I am finding it difficult to get quotes for Public Laibility Insurance.I am self-employed and work alone,I have tried Quinn Direct but haven't heard anything back from them for a few days now,are there any other companies out there who would quote me


----------



## Johno (8 Dec 2006)

Their are plenty of Insurance Companies quoting for Public Liability Insurance. What trade are you in?

Contact a few insurance brokers who will shop around for you.

Johno


----------



## johndoe64 (8 Dec 2006)

I sent you a PM for the guy that  sorted out my PL for me, he should be able to get you a decent quote.


----------



## MichaelBurke (8 Dec 2006)

Hi NOD,

It helps to include a broker who can advise you of certain options and risks you may not be aware. Quinn Direct can take a few days to reply this is not unusual particuarly this time of year, being a busy time for all insurance companies.

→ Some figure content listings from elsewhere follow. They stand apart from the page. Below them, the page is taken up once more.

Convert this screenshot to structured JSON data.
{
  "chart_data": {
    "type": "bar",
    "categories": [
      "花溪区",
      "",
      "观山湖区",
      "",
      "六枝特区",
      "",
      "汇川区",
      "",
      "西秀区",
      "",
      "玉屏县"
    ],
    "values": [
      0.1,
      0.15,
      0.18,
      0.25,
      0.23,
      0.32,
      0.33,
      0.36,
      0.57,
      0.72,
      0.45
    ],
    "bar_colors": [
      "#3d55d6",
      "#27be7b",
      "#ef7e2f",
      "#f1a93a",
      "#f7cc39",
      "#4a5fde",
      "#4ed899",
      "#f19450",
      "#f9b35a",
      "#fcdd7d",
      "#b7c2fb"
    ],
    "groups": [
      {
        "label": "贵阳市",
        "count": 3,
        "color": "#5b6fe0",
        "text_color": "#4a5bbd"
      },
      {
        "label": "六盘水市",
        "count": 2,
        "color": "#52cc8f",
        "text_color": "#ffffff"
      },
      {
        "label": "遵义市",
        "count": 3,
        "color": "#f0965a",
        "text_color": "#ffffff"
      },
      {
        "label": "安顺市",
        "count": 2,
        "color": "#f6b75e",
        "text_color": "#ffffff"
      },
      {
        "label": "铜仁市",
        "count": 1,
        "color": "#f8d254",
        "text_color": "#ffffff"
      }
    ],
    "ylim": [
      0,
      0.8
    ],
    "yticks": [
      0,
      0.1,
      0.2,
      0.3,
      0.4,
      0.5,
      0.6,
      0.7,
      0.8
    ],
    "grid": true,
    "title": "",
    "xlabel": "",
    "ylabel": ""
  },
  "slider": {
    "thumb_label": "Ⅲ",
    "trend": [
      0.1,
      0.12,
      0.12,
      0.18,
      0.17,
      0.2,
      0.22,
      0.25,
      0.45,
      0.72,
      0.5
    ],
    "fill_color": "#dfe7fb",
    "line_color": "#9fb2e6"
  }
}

A lot depends on your trade too, which companies are most likely to quote and who is likely to be competitive. I'm not sure if you have already approached a broker or not but don't be afraid to ask if you require any further assistance.

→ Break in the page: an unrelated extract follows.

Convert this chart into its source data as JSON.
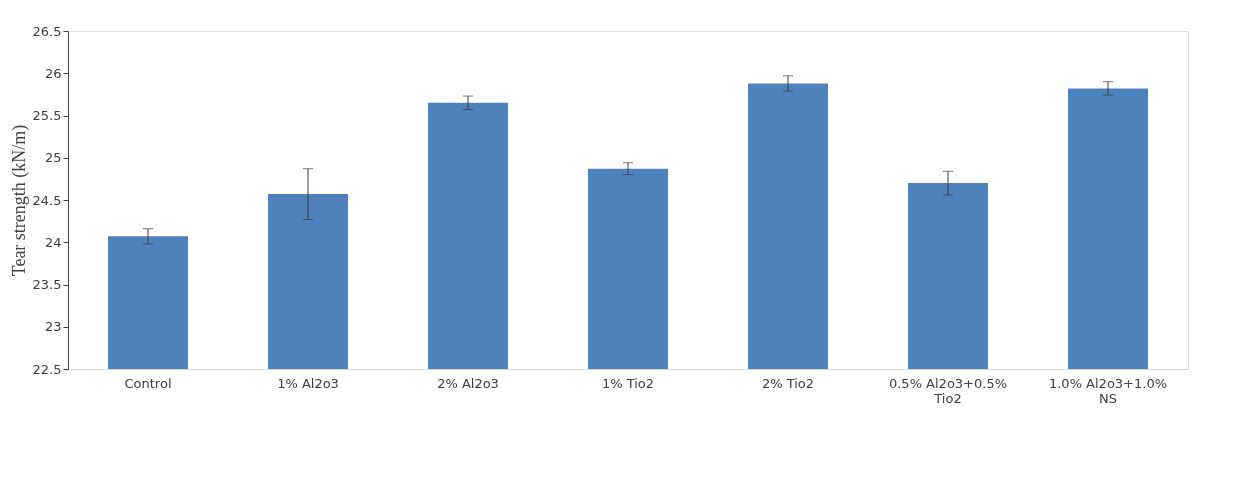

Michael (for Atlantic Insurance Brokers)


----------



## JKForde (17 Apr 2009)

Can I resurrect this thread and ask for some new 2009 opinions! I'm a sole trader in wind planning and enviro business, I access lands now and then purely for survey work - do I need PL insurance?


----------



## donee (17 Apr 2009)

HI ive seen and used thisguy advertised on AAM before  the chaps name is HARRY and their based in Ballina


----------



## JKForde (17 Apr 2009)

Thanks for the headsup donee, will check it out. Having just done some quick reading up on Wikipedia on tort law and public liability I reckon I don't need PL insurance since I can't think of any probable scenario where a third party will have an excuse to claim damages from me considering my non-destructive activity on the lands... unless I happen to drive a prize pedigree ram or bull off a cliff! |0


----------



## shopgirl (17 Apr 2009)

Can recommend bhpinsurance.ie   Have no afilliation with them, just a satisfied customer


----------



## Willowchase (17 Apr 2009)

JKForde said:


> I can't think of any probable scenario where a third party will have an excuse to claim damages from me considering my non-destructive activity on the lands... unless I happen to drive a prize pedigree ram or bull off a cliff! |0



..... or leave a gate open or someone claims you did or........

You would be mad to risk operating without insurance, you could loose everything ......

Discerning employers would also be reluctant to avail of your services.


----------



## JKForde (20 Apr 2009)

Thanks Willowchase for your advice, appreciate it.


----------